The Ruger Mini-14 Ranch Rifle is pictured above. It is a scaled-down version of the military M-14 used in the early years of the Vietnam war, and chambered in .223 Remington, a cartridge very similar to 5.56NATO. Sans the high-capacity magazine pictured, this semi-automatic rifle is perfectly legal to purchase in California. This simple fact reveals the utter incoherence of our regulations here in the Golden State.
The original California assault weapons ban prohibited further acquisition of semi-automatic rifles that had both an easily detachable magazine (limited to ten rounds) and one or more “evil features.” These features include such sundries as a pistol grip, a muzzle brake, or a forward grip. Most are primarily ergonomic improvements. Our exemplar firearm normally comes with no features on the list, so it is legal to own in California. The lethality or utility of the firearm is not in question: the criminal Michael Platt used a Mini-14 to deadly and tragic effect in the 1986 Miami FBI shootout. However, add a simple aftermarket stock to the Mini-14 (such as this one) and the weapon magically becomes illegal. The magazine size has not changed. The barrel is the same. The bolt is the same. The lethality of the weapon has not changed. It does look considerably more scary, sure, but it is essentially the same firearm.
Some time after the California AWB, clever people invented the bullet button. This device covered the magazine detach button, forcing the operator to use a tool to remove the magazine. This legally transformed detachable magazine situations to an attachable-fixed magazine situation. While still very inconvenient, this invention allowed California gun owners to have AR-15- and AK-type rifles. This weapons would be inferior to the Mini-14, but still serviceable, and safer to use than fixed-magazine variants that require weapon disassembly to clear jams or reload. However, they do look like their more-useful military and free-state cousins – that is to say, scary.
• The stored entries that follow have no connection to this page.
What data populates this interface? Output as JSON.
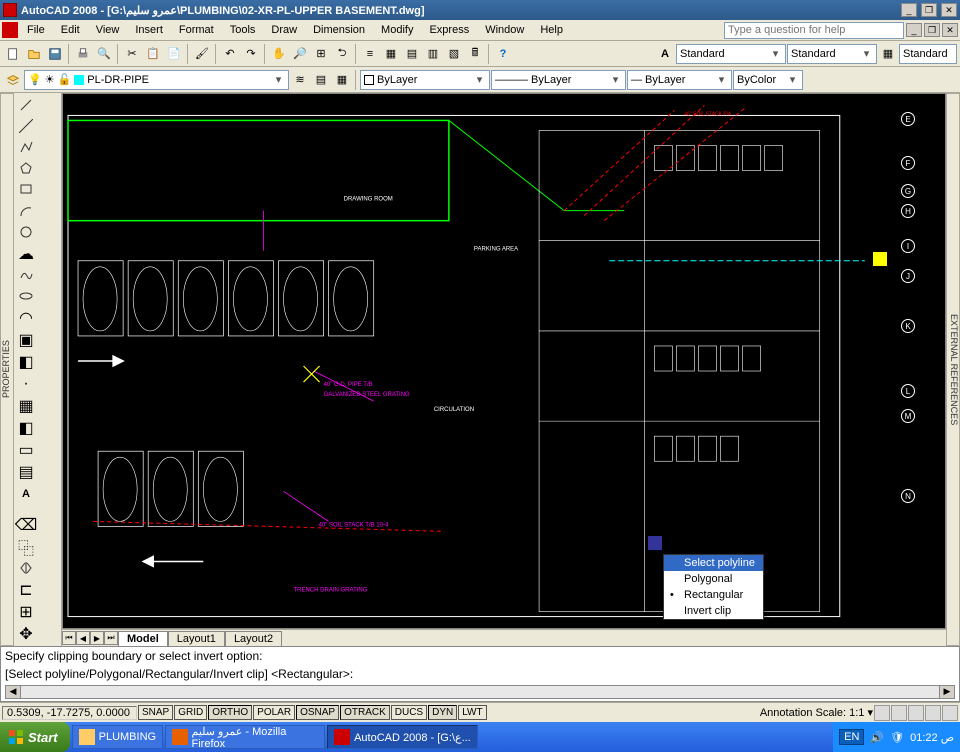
{
  "titlebar": {
    "text": "AutoCAD 2008 - [G:\\عمرو سليم\\PLUMBING\\02-XR-PL-UPPER BASEMENT.dwg]"
  },
  "menu": {
    "items": [
      "File",
      "Edit",
      "View",
      "Insert",
      "Format",
      "Tools",
      "Draw",
      "Dimension",
      "Modify",
      "Express",
      "Window",
      "Help"
    ],
    "help_placeholder": "Type a question for help"
  },
  "std": {
    "s1": "Standard",
    "s2": "Standard",
    "s3": "Standard"
  },
  "layer": {
    "current": "PL-DR-PIPE",
    "props_color": "ByLayer",
    "props_ltype": "ByLayer",
    "props_lweight": "ByLayer",
    "props_pstyle": "ByColor"
  },
  "tabs": {
    "model": "Model",
    "layout1": "Layout1",
    "layout2": "Layout2"
  },
  "cmd": {
    "line1": "Specify clipping boundary or select invert option:",
    "line2": "[Select polyline/Polygonal/Rectangular/Invert clip] <Rectangular>:"
  },
  "context_menu": {
    "items": [
      "Select polyline",
      "Polygonal",
      "Rectangular",
      "Invert clip"
    ],
    "selected": 0,
    "default_marked": 2
  },
  "status": {
    "coords": "0.5309, -17.7275, 0.0000",
    "btns": [
      "SNAP",
      "GRID",
      "ORTHO",
      "POLAR",
      "OSNAP",
      "OTRACK",
      "DUCS",
      "DYN",
      "LWT"
    ],
    "anno": "Annotation Scale: 1:1 ▾"
  },
  "taskbar": {
    "start": "Start",
    "items": [
      {
        "label": "PLUMBING",
        "active": false
      },
      {
        "label": "عمرو سليم - Mozilla Firefox",
        "active": false
      },
      {
        "label": "AutoCAD 2008 - [G:\\ع...",
        "active": true
      }
    ],
    "lang": "EN",
    "time": "01:22 ص"
  },
  "drawing": {
    "labels": {
      "a": "TRENCH DRAIN GRATING",
      "b": "40\" SOIL STACK T/B 10-4",
      "c": "40\" G.D. PIPE T/B",
      "d": "GALVANIZED STEEL GRATING",
      "e": "DRAWING ROOM",
      "f": "PARKING AREA",
      "g": "46\" SOIL STACK F/A",
      "h": "CIRCULATION"
    },
    "grid_refs": [
      "E",
      "F",
      "G",
      "H",
      "I",
      "J",
      "K",
      "L",
      "M",
      "N"
    ]
  },
  "vert_tabs": {
    "left": "PROPERTIES",
    "right": "EXTERNAL REFERENCES"
  }
}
Recently, the right of Californians to own even these crippled but ergonomic rifles has come under further attack. A CBS article inspired some new legislation to ban the bullet button. Mr. Yee is absolutely terrified that civilians could own these “military-style” weapons, but seems to be missing the point completely. These weapons are less lethal than the legal Mini-14! Further, a brief look at the history of this Ruger firearm shows that it too is a “military-style” weapon, along with the M1A and the M1 Carbine – all legal, all military. I can’t find any instances of a bullet button-equipped M16 or AK47 having been used in a crime. The Mini-14 has at least as much killing power as an M16, and has been used in two high-profile crimes (1986 Miami and the Norway shootings). But again, even a crippled M16 or AK47 looks scary.
I would hope that those who seek to restrict our inalienable and pre-existing right to keep and bear arms would at least do some basic research to learn the capabilities and functions of what they would seek to ban. Unfortunately, these laws are driven by fear. The lack of knowledge on the part of the legislators is appalling. To be oppressed is never fun. To be oppressed by fools is truly depressing.